I enjoyed the one we went to last year. There was free food and activities other than the trunk or treat. I even won some cupcakes in a cake walk. We didn’t go this year but I wish we could have. Trick-or-treating is okay I guess, but I have to drive a ways to get to a neighborhood I feel safe in. Mine is definitely NOT. My brother’s is good, but so dark out in the country with fewer homes. It’s sad that you have to consider how dangerous it would be for your child to walk around in the neighborhood after dark, but it’s reality.

It’s interesting to see this point of view. I’m uphill-in-the-snow-both-ways-old, and ranged far and wide in my Long Island town on Halloween night. My parents probably were not careful enough about me. I roamed well after dark, that Halloween magic (not to mention the candy) had me venturing all over town, and nothing untoward ever happened. I loved the trek, the treats, as well as the brief interaction.

Yes, people drove to our Denver neighborhood as well as the north Florida neighborhood I now live in, and we welcomed them with plenty of candy.

I guess everyone does what they have to do given their circumstances.

Trunk or treat has become very popular here. I think it’s fine for the very little ones but kind of sad for bigger kids to never experience the original trick or treat.
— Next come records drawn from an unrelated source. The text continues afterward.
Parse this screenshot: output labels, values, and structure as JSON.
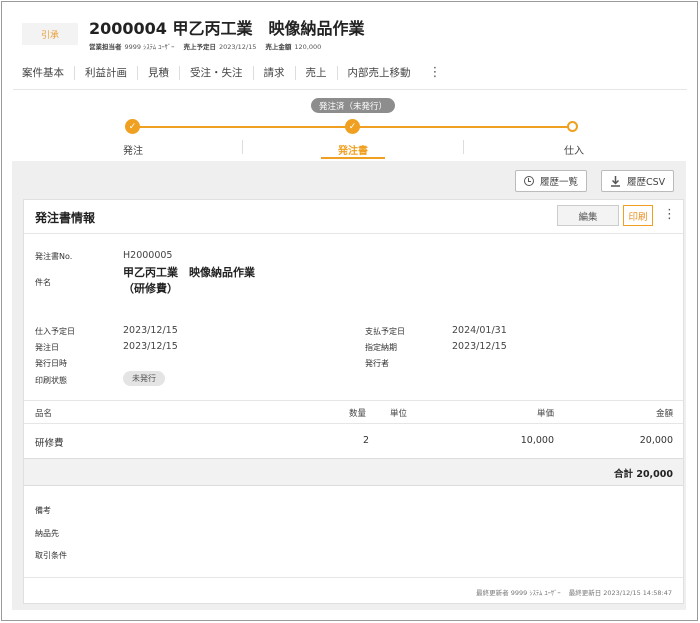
{
  "header": {
    "badge": "引承",
    "title": "2000004 甲乙丙工業　映像納品作業",
    "meta": [
      {
        "label": "営業担当者",
        "value": "9999 ｼｽﾃﾑ ﾕｰｻﾞｰ"
      },
      {
        "label": "売上予定日",
        "value": "2023/12/15"
      },
      {
        "label": "売上金額",
        "value": "120,000"
      }
    ]
  },
  "tabs": [
    "案件基本",
    "利益計画",
    "見積",
    "受注・失注",
    "請求",
    "売上",
    "内部売上移動"
  ],
  "stepper": {
    "status": "発注済（未発行）",
    "steps": [
      {
        "label": "発注",
        "done": true
      },
      {
        "label": "発注書",
        "done": true,
        "active": true
      },
      {
        "label": "仕入",
        "done": false
      }
    ]
  },
  "actions": {
    "history_list": "履歴一覧",
    "history_csv": "履歴CSV"
  },
  "card": {
    "title": "発注書情報",
    "edit": "編集",
    "print": "印刷",
    "po_no_label": "発注書No.",
    "po_no": "H2000005",
    "subject_label": "件名",
    "subject_line1": "甲乙丙工業　映像納品作業",
    "subject_line2": "（研修費）",
    "left_fields": [
      {
        "label": "仕入予定日",
        "value": "2023/12/15"
      },
      {
        "label": "発注日",
        "value": "2023/12/15"
      },
      {
        "label": "発行日時",
        "value": ""
      },
      {
        "label": "印刷状態",
        "value": ""
      }
    ],
    "print_status": "未発行",
    "right_fields": [
      {
        "label": "支払予定日",
        "value": "2024/01/31"
      },
      {
        "label": "指定納期",
        "value": "2023/12/15"
      },
      {
        "label": "発行者",
        "value": ""
      }
    ]
  },
  "table": {
    "headers": {
      "item": "品名",
      "qty": "数量",
      "unit": "単位",
      "price": "単価",
      "amount": "金額"
    },
    "rows": [
      {
        "item": "研修費",
        "qty": "2",
        "unit": "",
        "price": "10,000",
        "amount": "20,000"
      }
    ],
    "total": "合計 20,000"
  },
  "notes": {
    "remarks": "備考",
    "delivery": "納品先",
    "terms": "取引条件"
  },
  "footer": {
    "updated_by_label": "最終更新者",
    "updated_by": "9999 ｼｽﾃﾑ ﾕｰｻﾞｰ",
    "updated_at_label": "最終更新日",
    "updated_at": "2023/12/15 14:58:47"
  },
  "colors": {
    "accent": "#f0a020",
    "pill": "#8d8d8d"
  }
}
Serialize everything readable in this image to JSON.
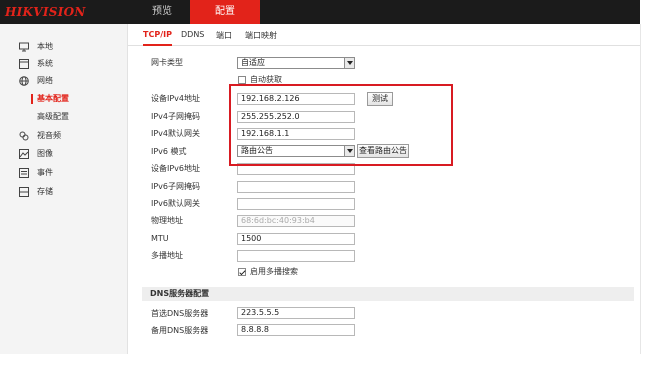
{
  "header": {
    "logo": "HIKVISION",
    "tabs": [
      "预览",
      "配置"
    ]
  },
  "sidebar": {
    "items": [
      {
        "label": "本地",
        "icon": "monitor-icon"
      },
      {
        "label": "系统",
        "icon": "system-icon"
      },
      {
        "label": "网络",
        "icon": "globe-icon"
      },
      {
        "label": "基本配置",
        "icon": ""
      },
      {
        "label": "高级配置",
        "icon": ""
      },
      {
        "label": "视音频",
        "icon": "audio-video-icon"
      },
      {
        "label": "图像",
        "icon": "image-icon"
      },
      {
        "label": "事件",
        "icon": "event-icon"
      },
      {
        "label": "存储",
        "icon": "storage-icon"
      }
    ]
  },
  "subtabs": [
    "TCP/IP",
    "DDNS",
    "端口",
    "端口映射"
  ],
  "form": {
    "nic_type_label": "网卡类型",
    "nic_type_value": "自适应",
    "dhcp_label": "自动获取",
    "ipv4_addr_label": "设备IPv4地址",
    "ipv4_addr_value": "192.168.2.126",
    "test_button": "测试",
    "ipv4_mask_label": "IPv4子网掩码",
    "ipv4_mask_value": "255.255.252.0",
    "ipv4_gw_label": "IPv4默认网关",
    "ipv4_gw_value": "192.168.1.1",
    "ipv6_mode_label": "IPv6 模式",
    "ipv6_mode_value": "路由公告",
    "view_route_button": "查看路由公告",
    "ipv6_addr_label": "设备IPv6地址",
    "ipv6_mask_label": "IPv6子网掩码",
    "ipv6_gw_label": "IPv6默认网关",
    "mac_label": "物理地址",
    "mac_value": "68:6d:bc:40:93:b4",
    "mtu_label": "MTU",
    "mtu_value": "1500",
    "multicast_label": "多播地址",
    "multicast_search_label": "启用多播搜索",
    "dns_section_title": "DNS服务器配置",
    "dns1_label": "首选DNS服务器",
    "dns1_value": "223.5.5.5",
    "dns2_label": "备用DNS服务器",
    "dns2_value": "8.8.8.8"
  },
  "colors": {
    "accent": "#e2231a",
    "topbar": "#1b1b1b",
    "highlight": "#d81b22"
  }
}
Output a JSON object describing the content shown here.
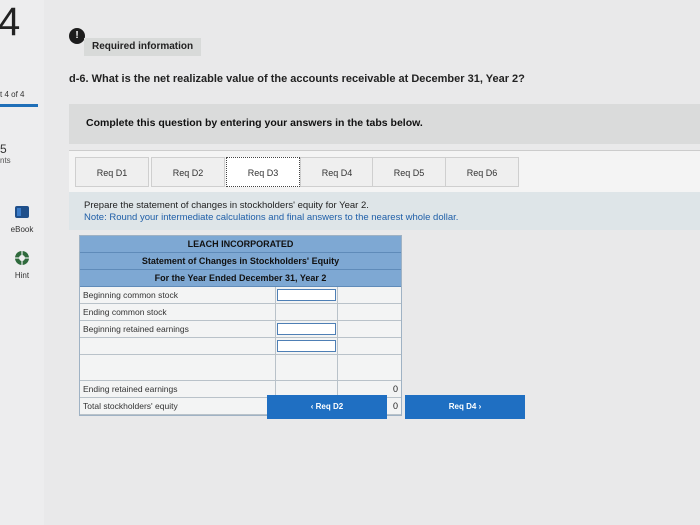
{
  "sidebar": {
    "question_number": "4",
    "question_of": "t 4 of 4",
    "points_number": "5",
    "points_label": "nts",
    "ebook_label": "eBook",
    "hint_label": "Hint"
  },
  "header": {
    "info_icon_text": "!",
    "required_info": "Required information",
    "question": "d-6. What is the net realizable value of the accounts receivable at December 31, Year 2?"
  },
  "instruction": "Complete this question by entering your answers in the tabs below.",
  "tabs": [
    {
      "label": "Req D1",
      "active": false
    },
    {
      "label": "Req D2",
      "active": false
    },
    {
      "label": "Req D3",
      "active": true
    },
    {
      "label": "Req D4",
      "active": false
    },
    {
      "label": "Req D5",
      "active": false
    },
    {
      "label": "Req D6",
      "active": false
    }
  ],
  "tab_content": {
    "prompt": "Prepare the statement of changes in stockholders' equity for Year 2.",
    "note": "Note: Round your intermediate calculations and final answers to the nearest whole dollar."
  },
  "statement": {
    "company": "LEACH INCORPORATED",
    "title": "Statement of Changes in Stockholders' Equity",
    "period": "For the Year Ended December 31, Year 2",
    "rows": [
      {
        "label": "Beginning common stock",
        "value": ""
      },
      {
        "label": "Ending common stock",
        "value": ""
      },
      {
        "label": "Beginning retained earnings",
        "value": ""
      },
      {
        "label": "",
        "value": ""
      },
      {
        "label": "Ending retained earnings",
        "value": "0"
      },
      {
        "label": "Total stockholders' equity",
        "dollar": "$",
        "value": "0"
      }
    ]
  },
  "nav": {
    "prev_label": "Req D2",
    "next_label": "Req D4",
    "prev_icon": "chevron-left-icon",
    "next_icon": "chevron-right-icon"
  },
  "colors": {
    "accent": "#1f6fc2",
    "table_header": "#7ea8d3",
    "note": "#1f5fa8"
  }
}
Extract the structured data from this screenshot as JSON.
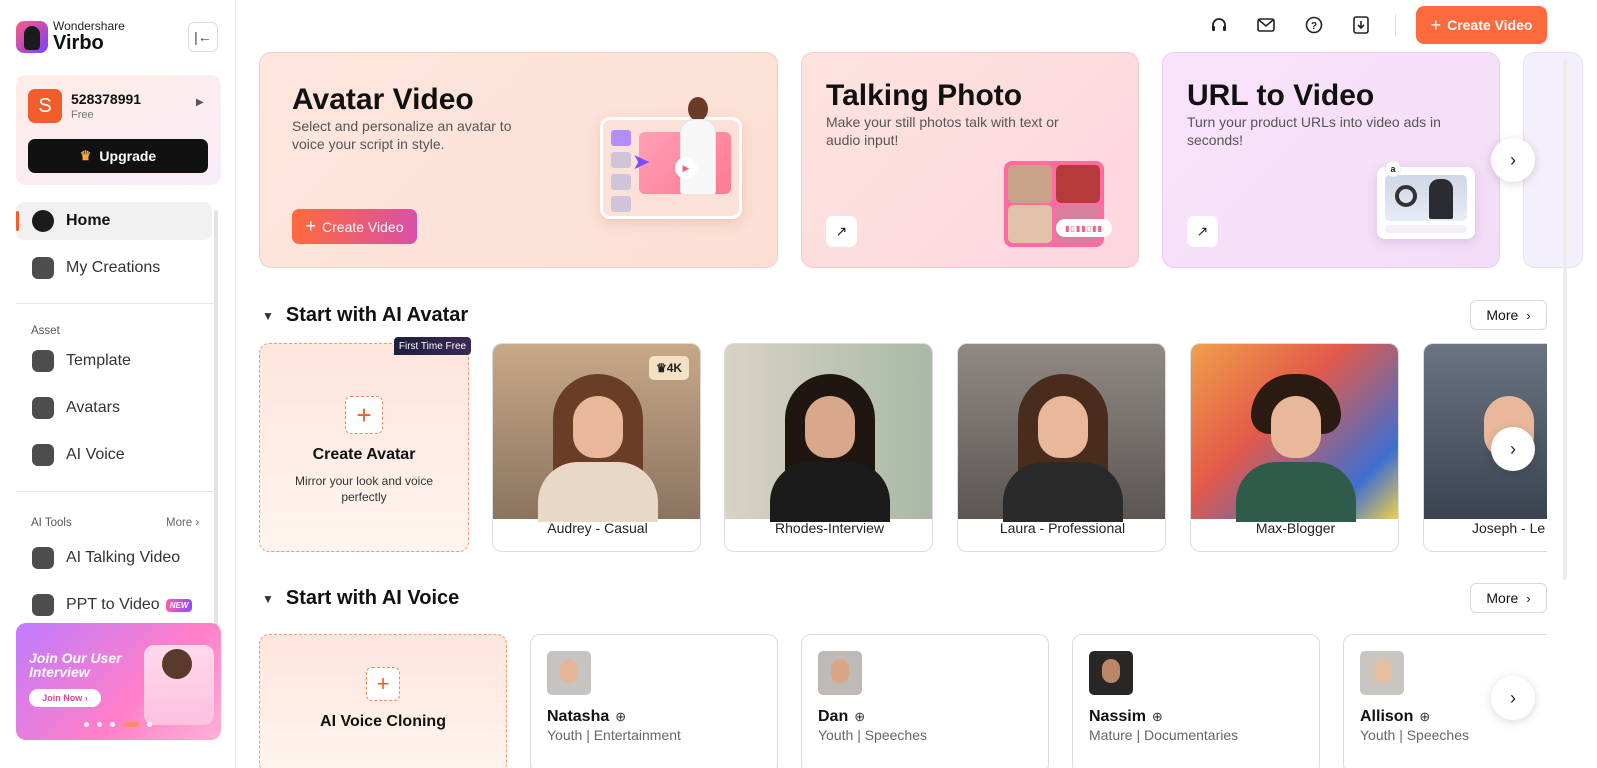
{
  "sidebar": {
    "brand": "Wondershare",
    "product": "Virbo",
    "collapse_icon": "collapse-sidebar-icon",
    "user": {
      "avatar_letter": "S",
      "id": "528378991",
      "plan": "Free"
    },
    "upgrade_label": "Upgrade",
    "nav_main": [
      {
        "label": "Home",
        "icon": "home-icon",
        "active": true
      },
      {
        "label": "My Creations",
        "icon": "folder-icon",
        "active": false
      }
    ],
    "asset_section": "Asset",
    "nav_asset": [
      {
        "label": "Template",
        "icon": "template-icon"
      },
      {
        "label": "Avatars",
        "icon": "avatar-icon"
      },
      {
        "label": "AI Voice",
        "icon": "voice-icon"
      }
    ],
    "tools_section": "AI Tools",
    "tools_more": "More",
    "nav_tools": [
      {
        "label": "AI Talking Video",
        "icon": "talking-video-icon"
      },
      {
        "label": "PPT to Video",
        "icon": "ppt-icon",
        "badge": "NEW"
      }
    ],
    "promo": {
      "title": "Join Our User Interview",
      "button": "Join Now"
    }
  },
  "topbar": {
    "icons": [
      "headset-icon",
      "mail-icon",
      "help-icon",
      "download-icon"
    ],
    "create_label": "Create Video"
  },
  "features": [
    {
      "title": "Avatar Video",
      "desc": "Select and personalize an avatar to voice your script in style.",
      "button": "Create Video"
    },
    {
      "title": "Talking Photo",
      "desc": "Make your still photos talk with text or audio input!"
    },
    {
      "title": "URL to Video",
      "desc": "Turn your product URLs into video ads in seconds!"
    }
  ],
  "avatar_section": {
    "title": "Start with AI Avatar",
    "more": "More",
    "create": {
      "badge": "First Time Free",
      "title": "Create Avatar",
      "sub": "Mirror your look and voice perfectly"
    },
    "avatars": [
      {
        "name": "Audrey - Casual",
        "badge": "4K"
      },
      {
        "name": "Rhodes-Interview"
      },
      {
        "name": "Laura - Professional"
      },
      {
        "name": "Max-Blogger"
      },
      {
        "name": "Joseph - Le"
      }
    ]
  },
  "voice_section": {
    "title": "Start with AI Voice",
    "more": "More",
    "create": {
      "title": "AI Voice Cloning"
    },
    "voices": [
      {
        "name": "Natasha",
        "tags": "Youth | Entertainment"
      },
      {
        "name": "Dan",
        "tags": "Youth | Speeches"
      },
      {
        "name": "Nassim",
        "tags": "Mature | Documentaries"
      },
      {
        "name": "Allison",
        "tags": "Youth | Speeches"
      }
    ]
  },
  "colors": {
    "accent": "#ff6a3d",
    "active_bar": "#f25d2c"
  }
}
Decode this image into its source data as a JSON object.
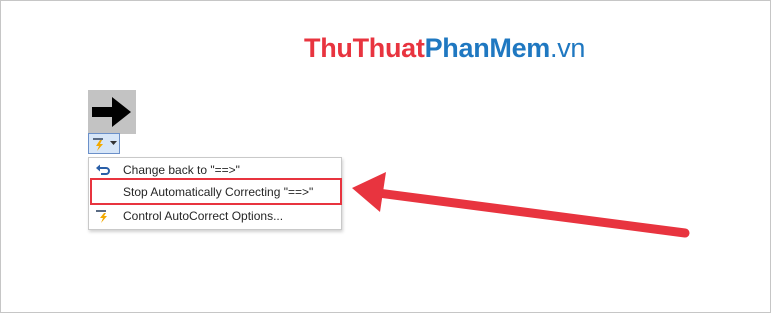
{
  "watermark": {
    "part1": "ThuThuat",
    "part2": "PhanMem",
    "part3": ".vn"
  },
  "autocorrect": {
    "glyph_icon": "right-arrow-symbol",
    "options_button_icon": "lightning-icon",
    "options_chevron_icon": "chevron-down-icon"
  },
  "menu": {
    "items": [
      {
        "label": "Change back to \"==>\"",
        "icon": "undo-icon"
      },
      {
        "label": "Stop Automatically Correcting \"==>\"",
        "icon": ""
      },
      {
        "label": "Control AutoCorrect Options...",
        "icon": "autocorrect-options-icon"
      }
    ]
  },
  "colors": {
    "highlight": "#e8343f",
    "brand_red": "#e8343f",
    "brand_blue": "#1f78c1"
  }
}
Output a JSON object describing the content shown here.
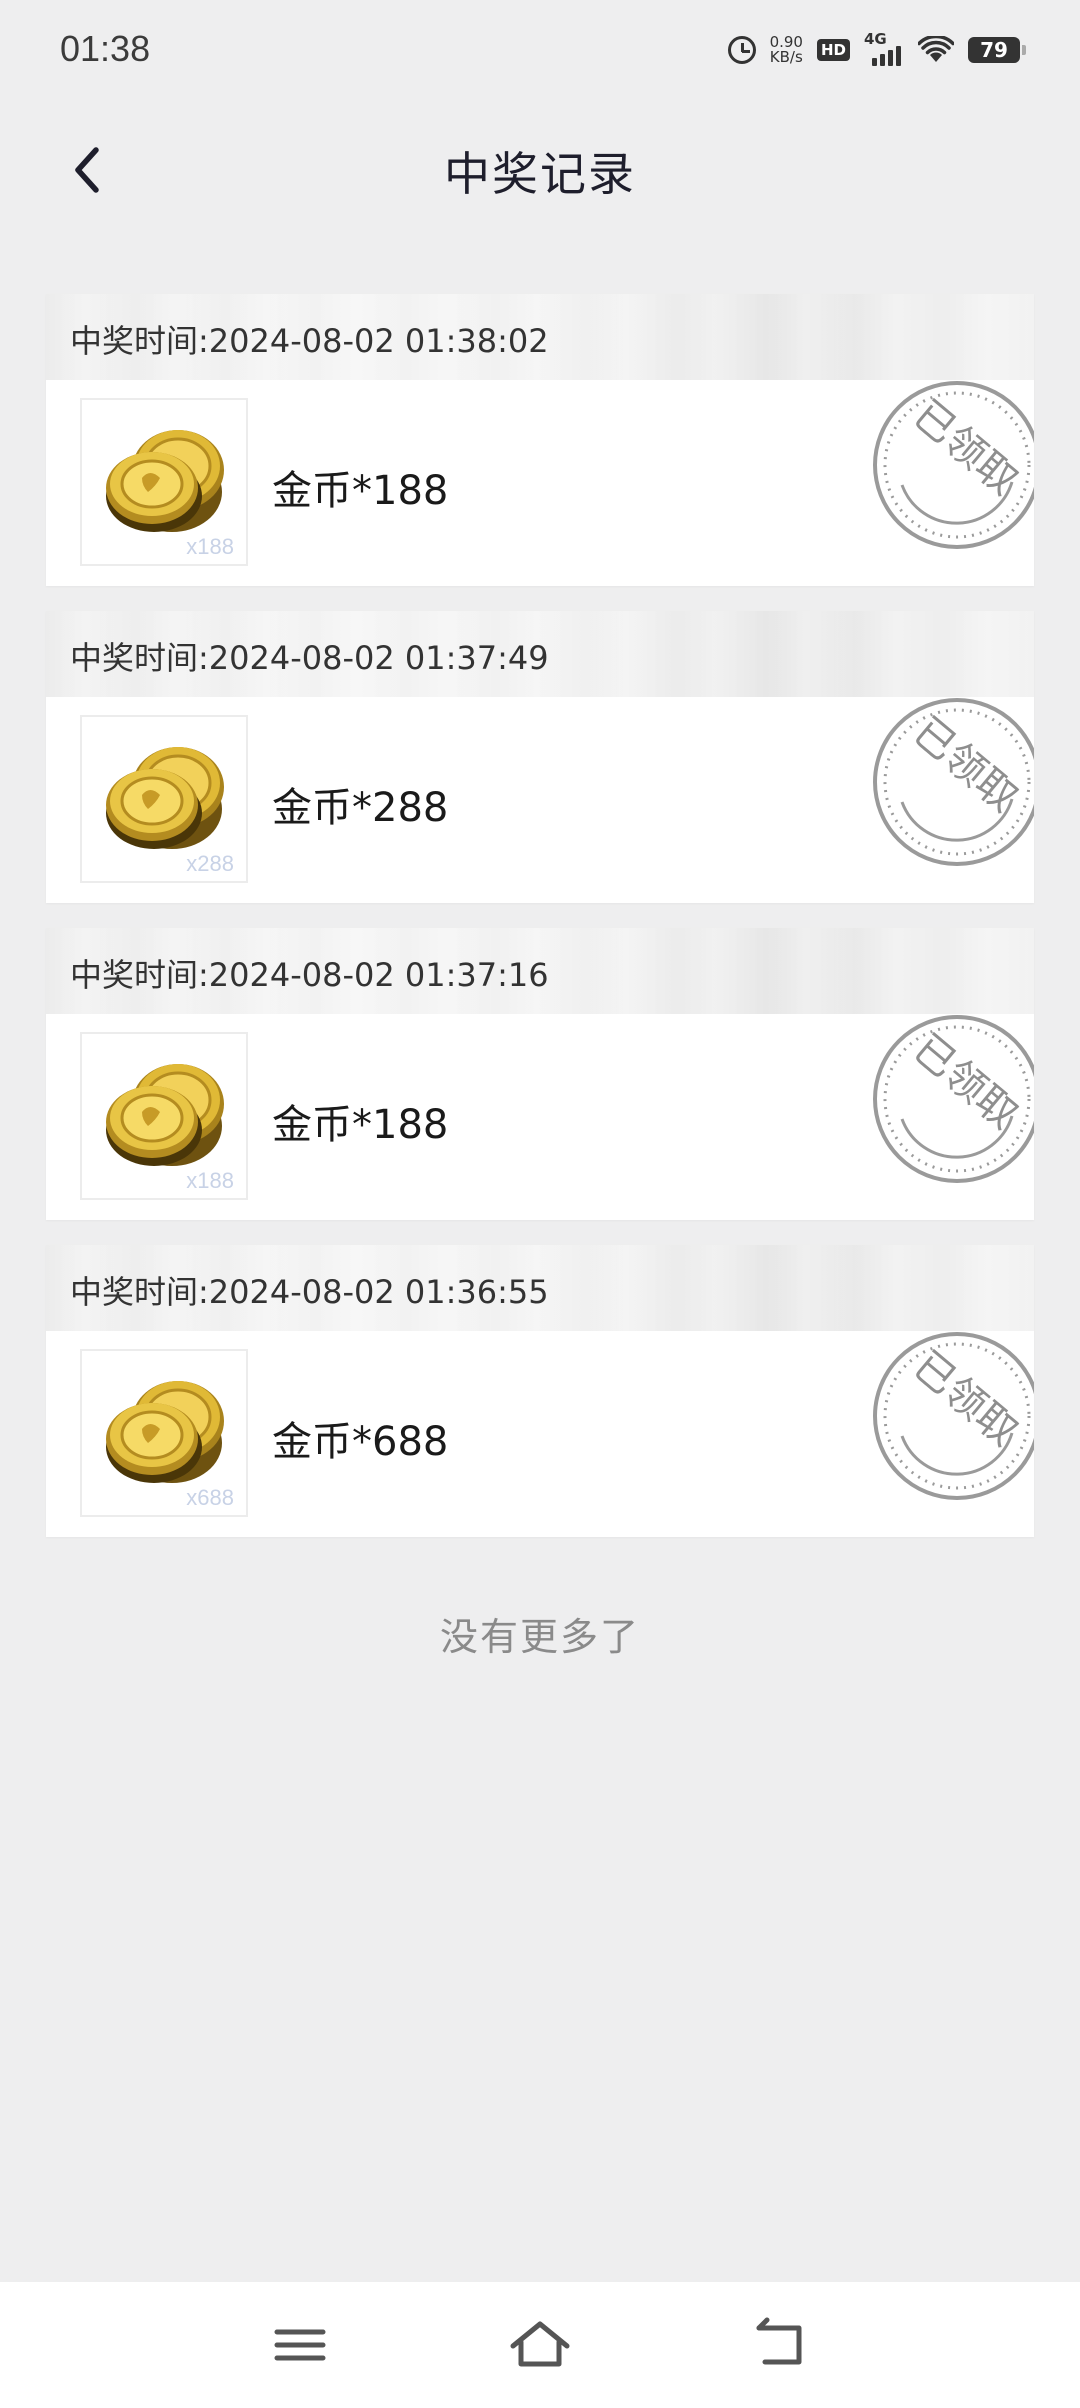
{
  "status_bar": {
    "time": "01:38",
    "net_speed_value": "0.90",
    "net_speed_unit": "KB/s",
    "hd_label": "HD",
    "network_label": "4G",
    "battery": "79"
  },
  "header": {
    "title": "中奖记录"
  },
  "records": [
    {
      "time_label": "中奖时间:2024-08-02 01:38:02",
      "reward": "金币*188",
      "qty": "x188",
      "stamp": "已领取"
    },
    {
      "time_label": "中奖时间:2024-08-02 01:37:49",
      "reward": "金币*288",
      "qty": "x288",
      "stamp": "已领取"
    },
    {
      "time_label": "中奖时间:2024-08-02 01:37:16",
      "reward": "金币*188",
      "qty": "x188",
      "stamp": "已领取"
    },
    {
      "time_label": "中奖时间:2024-08-02 01:36:55",
      "reward": "金币*688",
      "qty": "x688",
      "stamp": "已领取"
    }
  ],
  "footer": {
    "no_more": "没有更多了"
  },
  "nav": {
    "items": [
      "menu-icon",
      "home-icon",
      "back-icon"
    ]
  },
  "colors": {
    "background": "#eeeeef",
    "card": "#ffffff",
    "stamp": "#9a9a9a",
    "coin": "#d4a92e"
  }
}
We had literally one group of teenage trick-or-treaters this year, and they were collecting for Unicef.

My childhood experience is also vastly different from BigT’s. Our goal was to hit every residential street in town, literally. It was a small town, yes, but a lot of ground to cover when you’re 11. If you hustled you could make it, coming home to dump your bag least once.

This would have been mid-1970s, yes I’m nearly 50, but I’ve never been anywhere near Hollywood and being out after dark roaming all over creation was half the point.

I don’t know where you guys are getting onlya couple handfuls of candy. Celtling was pretty tired this year, and only did the main drag of the neighborhood plus our cul-de-sac. She had to dump her little plastic pumkin into my emergency back-up tote bag three times!*

*All those of you pumping up ahead of steam - she’s only five, and not going out alone. Deal with it.

Same here. We got a metric assload of candy when I was a kid in the 80s trick-or-treating, and we covered an area of a quarter mile by a quarter mile. Now, in my Chicago neighborhood, that’s around 200 houses.

It seems to me that today, though, there are a lot fewer houses offering candy on Halloween. It could be the rose-tinted glasses of memory, but I swear it felt like of those 200 houses, 100 of them had candy. This Halloween, I looked on my block, and I’d be surprised if more than 20% of the block (of about 40 houses) were handing out candy. When I got out on my stoop with a bag of candy, kids would literally come running from across the street or six houses down to get it. (Oh, detail I missed: I moved back to the same neighborhood I grew up in, and bought my parents’ house.) We wouldn’t do this as kids, because there were plenty of houses in between to hit, and we’d get around to that house. Also, the amount of kids trick-or-treating seems a lot lower. It was better this year than the last few, but two or three years ago, I had maybe 5 visitors. A typical Halloween for me growing up was at least 50 separarte parties.